Ce qu'il y a de plus intéressant, c'est que cette recherche trouve aussi son écho à travers l'esthétique que Takahata choisit de mettre de l'avant, dans ses animations proprement dites. Grâce à un fin travail sur ordinateur, il a réussi à épurer jusqu'au maximum ses cadres et à rendre ses lignes les plus fines possible afin de distiller jusqu'au maximum l'essence même de ses dessins. Les lignes sont sobres, précises, virevoltantes; elles suggèrent bien plus qu'elles n'imposent. Malgré le minimalisme de l'ensemble, la fluidité de l'animation ne s'en trouve jamais amoindrie. Au contraire... Il suffit de penser à cette scène où l'on raconte, sous forme de métaphore grandiloquente et hallucinée, l'expérience du mariage, pour s'en convaincre... Encore une fois, les lignes se font souples, changeantes, mouvantes; elles se montrent prêtes à toutes les transsubstantiations afin de poursuivre jusqu'au bout leur évocation de l'impression juste. Ce n'est pas qu'une quête de mouvement; l'idée est à la fois le mouvement et sa quête : tout est compris dans tout.
Mais en d'autres temps, c'est surtout l'esthétique du comic strip qui reprend le dessus. Alors, le cadre ne s'éclate plus ou ne se transforme plus comme avant: il n'existe tout simplement plus. Il existe bien de façon théorique, évidemment, mais on ne prend plus la peine de le définir, comme on ne prend plus nécessairement la peine de détailler les décors dans lesquels les actions se situent. Parce que cela n'est pas nécessaire, parce que cela est superflu, parce que cela n'ajoute rien à l'essentiel, qui est tantôt un sourire, tantôt un air attristé, tantôt une phrase douce, et tantôt encore, une ombre fugitive qui se déplace toute seule, sous la neige qui tombe.
En un sens, « l'indéfinition » des contours de l'environnement ou des cadres est peut-être la manière la plus juste qu'a pu imaginer Takahata afin d'expliciter les flous angoissants de l'existence. Plus tôt, nous parlions de résilience... C'est peut-être cela, finalement: accepter de ne connaître qu'une infime partie des choses, c'est aussi se montrer plus sensible à ce qui nous touche directement. C'est accepter le mystère pour ce qu'il est. C'est aussi, parfois, prendre possession de ce mystère, le faire sien, afin de le faire résonner différemment, en fonction des différentes nuances de notre cœur.

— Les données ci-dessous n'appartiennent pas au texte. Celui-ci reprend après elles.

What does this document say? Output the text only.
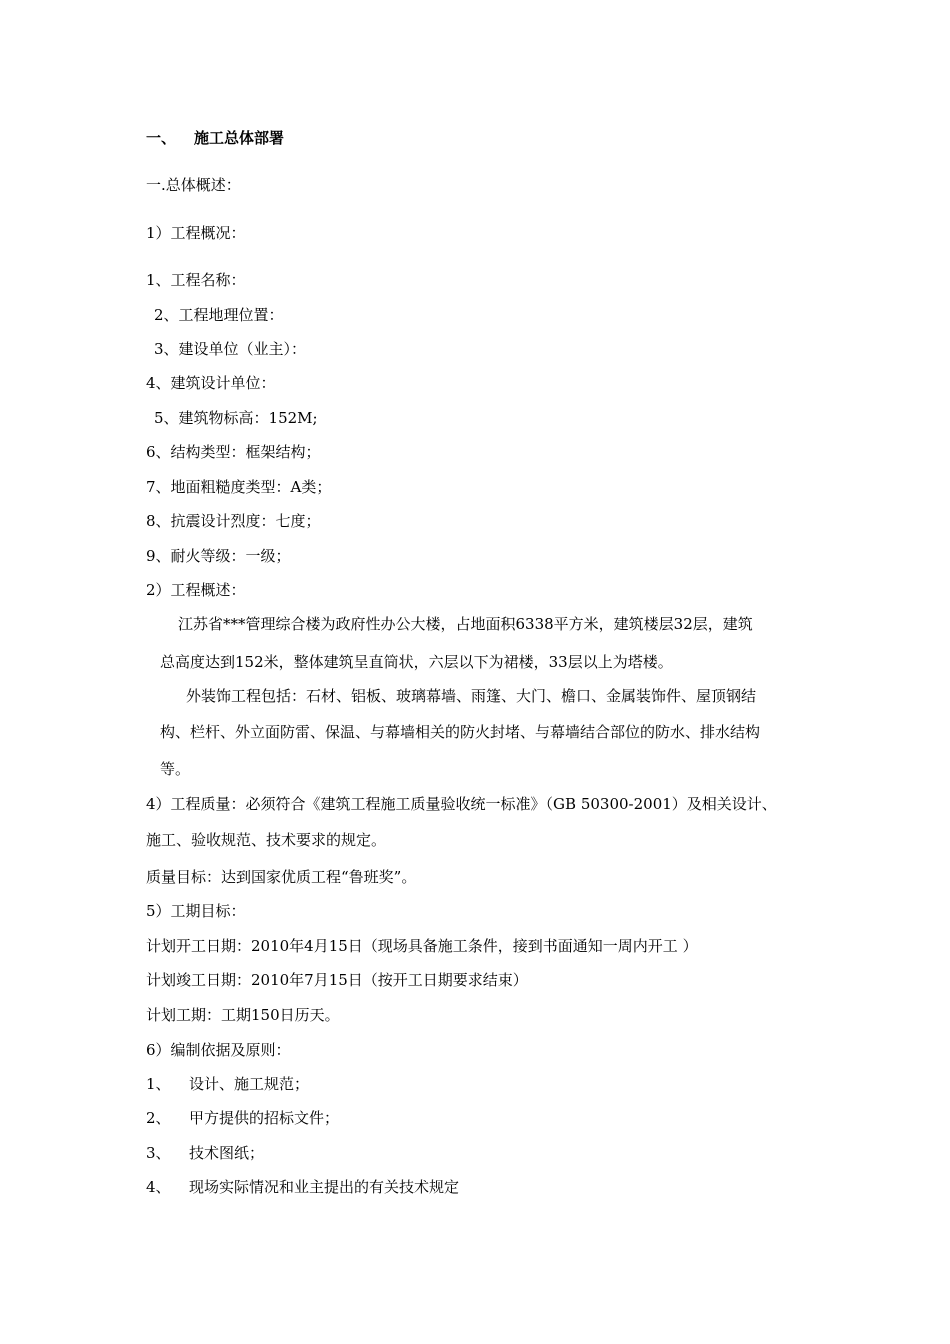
一、 施工总体部署
一.总体概述：
1）工程概况：
1、工程名称：
2、工程地理位置：
3、建设单位（业主）：
4、建筑设计单位：
5、建筑物标高：152M;
6、结构类型：框架结构；
7、地面粗糙度类型：A类；
8、抗震设计烈度：七度；
9、耐火等级：一级；
2）工程概述：
江苏省***管理综合楼为政府性办公大楼，占地面积6338平方米，建筑楼层32层，建筑
总高度达到152米，整体建筑呈直筒状，六层以下为裙楼，33层以上为塔楼。
外装饰工程包括：石材、铝板、玻璃幕墙、雨篷、大门、檐口、金属装饰件、屋顶钢结
构、栏杆、外立面防雷、保温、与幕墙相关的防火封堵、与幕墙结合部位的防水、排水结构
等。
4）工程质量：必须符合《建筑工程施工质量验收统一标准》（GB 50300-2001）及相关设计、
施工、验收规范、技术要求的规定。
质量目标：达到国家优质工程“鲁班奖”。
5）工期目标：
计划开工日期：2010年4月15日（现场具备施工条件，接到书面通知一周内开工 ）
计划竣工日期：2010年7月15日（按开工日期要求结束）
计划工期：工期150日历天。
6）编制依据及原则：
1、 设计、施工规范；
2、 甲方提供的招标文件；
3、 技术图纸；
4、 现场实际情况和业主提出的有关技术规定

C'est donc aussi retrouver sa candeur perdue, renouer avec ce rapport au monde qui était le nôtre lorsque nous étions encore enfants et que nous n'avions aucune conscience de l'inconnu, du vide ou de la peur. Chercher la beauté, rechercher le rapport originel au monde, retrouver sa candeur et sa capacité d'émerveillement face à la vie: on comprend déjà un peu mieux pourquoi Isao Takahata continue d'utiliser le cinéma d'animation pour poursuivre ses explorations sur l'âme humaine. Parce que le médium n'est jamais une fin en soi, mais plutôt un outil, un véhicule qui, toujours, vient après la lettre, comme pour servir de trait d'union entre la sensibilité de l'artiste et sa conscience universelle, comme pour servir de tremplin entre l'esprit de l'artiste et celui de son public.